All protocols were approved by the Institutional Review Board of the University of Pennsylvania, and written informed consent was obtained for all study participants prior to sampling. Thirteen healthy subjects aged 23-30 (median:27, 6 females) and without chronic skin disorders were recruited to participate in a controlled skin antiseptic study (Table S1). Subjects were required to be >21 years of age, and free of oral or topical antibiotics within 6 months of their first visit. Subjects were asked to 1) refrain from showering for 24 hours prior to the first visit and until after their 36-hour visit, and 2) refrain from use of soaps or topical products containing antimicrobials 1 week prior to sampling and during the entire study. Demographic data were collected as well as usage of topical products, medications, and personal care routines. Subjects were swabbed at baseline, using a Catch-All Collection swab (Epicentre) moistened in water (UltraPure Distilled Water, Invitrogen). A 1 inch2 area was swabbed vigorously with 10 swipes followed by 10 additional swipes in the perpendicular direction. Subjects were then administered one of four treatments for 1.5 minutes, using gentle swiping with a cotton pad soaked in 5 mL of the test agent. Cotton pads and test agents were treated with UV for 20 minutes prior to use. Each participant received water (UltraPure Distilled Water, Invitrogen) and alcohol (80% ethanol) on contralateral forearm or back body sites during their first visit series, and povidone-iodine (10%), and chlorhexidine (chlorhexidine-gluconate 4%) during their second visit series (Fig. S1a). Visit series were separated by at least two weeks to allow for microbial equilibration. Swabbed regions were delineated by a skin marker to ensure that the same body site was swabbed at longitudinal time points. Subjects were instructed to refrain from showering for >12 hours prior to each time point.
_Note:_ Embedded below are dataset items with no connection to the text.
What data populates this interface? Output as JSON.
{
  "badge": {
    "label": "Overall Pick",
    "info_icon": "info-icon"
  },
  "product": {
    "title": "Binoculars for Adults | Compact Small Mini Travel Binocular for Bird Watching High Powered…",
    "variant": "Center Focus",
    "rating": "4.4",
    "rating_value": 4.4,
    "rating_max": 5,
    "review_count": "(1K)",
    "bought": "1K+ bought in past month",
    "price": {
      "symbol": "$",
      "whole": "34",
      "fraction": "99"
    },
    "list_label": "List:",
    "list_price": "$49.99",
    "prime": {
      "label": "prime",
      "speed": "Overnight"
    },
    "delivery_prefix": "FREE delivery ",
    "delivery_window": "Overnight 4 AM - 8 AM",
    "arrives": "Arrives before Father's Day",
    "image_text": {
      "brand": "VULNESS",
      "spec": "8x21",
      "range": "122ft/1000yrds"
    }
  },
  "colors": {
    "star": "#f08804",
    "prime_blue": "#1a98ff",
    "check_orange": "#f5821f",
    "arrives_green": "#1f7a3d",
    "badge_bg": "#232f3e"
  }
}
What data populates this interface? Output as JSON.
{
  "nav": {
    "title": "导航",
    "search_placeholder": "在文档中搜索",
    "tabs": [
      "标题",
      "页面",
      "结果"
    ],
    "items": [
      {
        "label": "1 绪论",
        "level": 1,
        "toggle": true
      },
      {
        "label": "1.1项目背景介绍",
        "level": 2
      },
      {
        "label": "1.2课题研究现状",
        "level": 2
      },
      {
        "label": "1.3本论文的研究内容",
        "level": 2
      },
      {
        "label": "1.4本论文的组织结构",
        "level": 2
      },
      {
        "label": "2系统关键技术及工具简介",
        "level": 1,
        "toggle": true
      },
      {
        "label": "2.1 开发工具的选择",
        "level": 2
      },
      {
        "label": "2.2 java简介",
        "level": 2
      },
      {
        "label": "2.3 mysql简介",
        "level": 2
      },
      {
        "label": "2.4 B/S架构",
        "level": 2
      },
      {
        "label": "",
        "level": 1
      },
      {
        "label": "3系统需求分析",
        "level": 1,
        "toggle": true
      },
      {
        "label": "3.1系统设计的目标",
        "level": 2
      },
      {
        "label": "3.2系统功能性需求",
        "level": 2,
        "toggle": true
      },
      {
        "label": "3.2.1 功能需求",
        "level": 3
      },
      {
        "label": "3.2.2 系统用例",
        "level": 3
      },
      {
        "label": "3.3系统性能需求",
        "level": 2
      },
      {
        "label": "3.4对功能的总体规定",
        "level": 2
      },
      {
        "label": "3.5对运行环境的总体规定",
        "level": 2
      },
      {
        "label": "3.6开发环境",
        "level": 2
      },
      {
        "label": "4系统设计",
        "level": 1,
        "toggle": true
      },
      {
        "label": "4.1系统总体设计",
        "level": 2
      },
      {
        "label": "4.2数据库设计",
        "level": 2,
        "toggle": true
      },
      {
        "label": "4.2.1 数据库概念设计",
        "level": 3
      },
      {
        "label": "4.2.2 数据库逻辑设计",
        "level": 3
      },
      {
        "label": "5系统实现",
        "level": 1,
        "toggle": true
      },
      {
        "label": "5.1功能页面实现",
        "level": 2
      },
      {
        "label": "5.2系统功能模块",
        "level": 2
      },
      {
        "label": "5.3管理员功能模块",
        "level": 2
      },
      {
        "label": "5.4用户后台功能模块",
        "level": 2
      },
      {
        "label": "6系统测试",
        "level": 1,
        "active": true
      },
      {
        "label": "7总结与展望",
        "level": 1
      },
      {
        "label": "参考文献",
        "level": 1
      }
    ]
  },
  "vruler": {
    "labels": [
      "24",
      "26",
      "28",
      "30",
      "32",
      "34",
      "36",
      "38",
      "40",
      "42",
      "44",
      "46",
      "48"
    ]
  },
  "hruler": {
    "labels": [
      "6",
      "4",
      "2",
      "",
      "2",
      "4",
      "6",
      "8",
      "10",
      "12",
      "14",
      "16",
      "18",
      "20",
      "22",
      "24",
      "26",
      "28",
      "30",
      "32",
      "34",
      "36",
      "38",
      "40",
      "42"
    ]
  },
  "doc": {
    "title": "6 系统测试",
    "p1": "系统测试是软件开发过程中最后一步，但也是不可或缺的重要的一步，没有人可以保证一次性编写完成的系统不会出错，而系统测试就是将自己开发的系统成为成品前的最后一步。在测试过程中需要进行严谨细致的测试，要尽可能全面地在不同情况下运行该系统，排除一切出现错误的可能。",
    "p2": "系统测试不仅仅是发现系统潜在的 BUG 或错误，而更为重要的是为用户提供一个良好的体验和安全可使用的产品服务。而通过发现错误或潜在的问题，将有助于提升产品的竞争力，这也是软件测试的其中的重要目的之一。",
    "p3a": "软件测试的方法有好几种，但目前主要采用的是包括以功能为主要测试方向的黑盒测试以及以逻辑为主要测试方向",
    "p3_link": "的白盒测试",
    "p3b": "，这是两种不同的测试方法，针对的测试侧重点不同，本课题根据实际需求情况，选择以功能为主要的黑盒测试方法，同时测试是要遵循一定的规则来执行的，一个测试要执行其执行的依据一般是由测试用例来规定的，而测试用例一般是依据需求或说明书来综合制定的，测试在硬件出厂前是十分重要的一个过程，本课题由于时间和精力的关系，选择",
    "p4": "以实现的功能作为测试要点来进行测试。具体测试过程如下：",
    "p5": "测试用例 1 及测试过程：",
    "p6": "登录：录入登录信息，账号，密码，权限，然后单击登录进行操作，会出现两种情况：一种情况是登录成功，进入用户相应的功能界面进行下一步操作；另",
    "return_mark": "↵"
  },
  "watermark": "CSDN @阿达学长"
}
DNA isolation, 16S rRNA gene sequencing, and qPCR.

Bacterial DNA was extracted as described previously (Meisel et al., 2016) using the Invitrogen PureLink kit. PCR and sequencing of the V1V3 hypervariable region was performed using 300-bp paired end chemistry and barcoded primers (27F, 534R) on the Illumina MiSeq platform. Accuprime High Fidelity Taq polymerase was used for PCR cycling conditions: 94 °C for 3 min; 35 cycles of 94 °C for 45 sec, 50 °C for 60 sec, 72 °C for 90 sec; 72 °C for 10 min. PCR products were purified using the SequalPrep kit (Invitrogen), according to manufacturer’s instructions, and pooled in equal amounts for sequencing. For bacterial load comparisons, 16S rRNA genes were amplified by qPCR using Fast SYBR Green Master Mix and the optimized primers 533F, 902R. Samples were compared to standard curves generated from known concentrations of serially diluted bacterial DNA to calculate burden.

Microbiome analysis.

The datasets generated and analyzed during the current study are available in the NCBI Short Read Archive under BioProject: PRJNA395539. Quality control, processing, and analysis are detailed in the Supplemental Methods.

Supplementary Material

1

ACKNOWLEDGEMENTS

We thank members of the Grice laboratory for their underlying contributions. Funding for this work was provided by the NIH, National Institute of Arthritis, Musculoskeletal, and Skin Diseases (R00AR060873 and R01AR066663 to EAG) and the National Institute of Nursing Research (R01NR015639 to EAG). AJS is supported by a Department of Defense National Defense Science and Engineering Graduate fellowship. JSM is supported by NIH T32HG00046, Computational Genomics Training Grant. The content is solely the responsibility of the authors and does not necessarily represent the official views of the National Institutes of Health or the Department of Defense.

Footnotes

CONFLICTS OF INTEREST

The authors declare no conflicts of interest.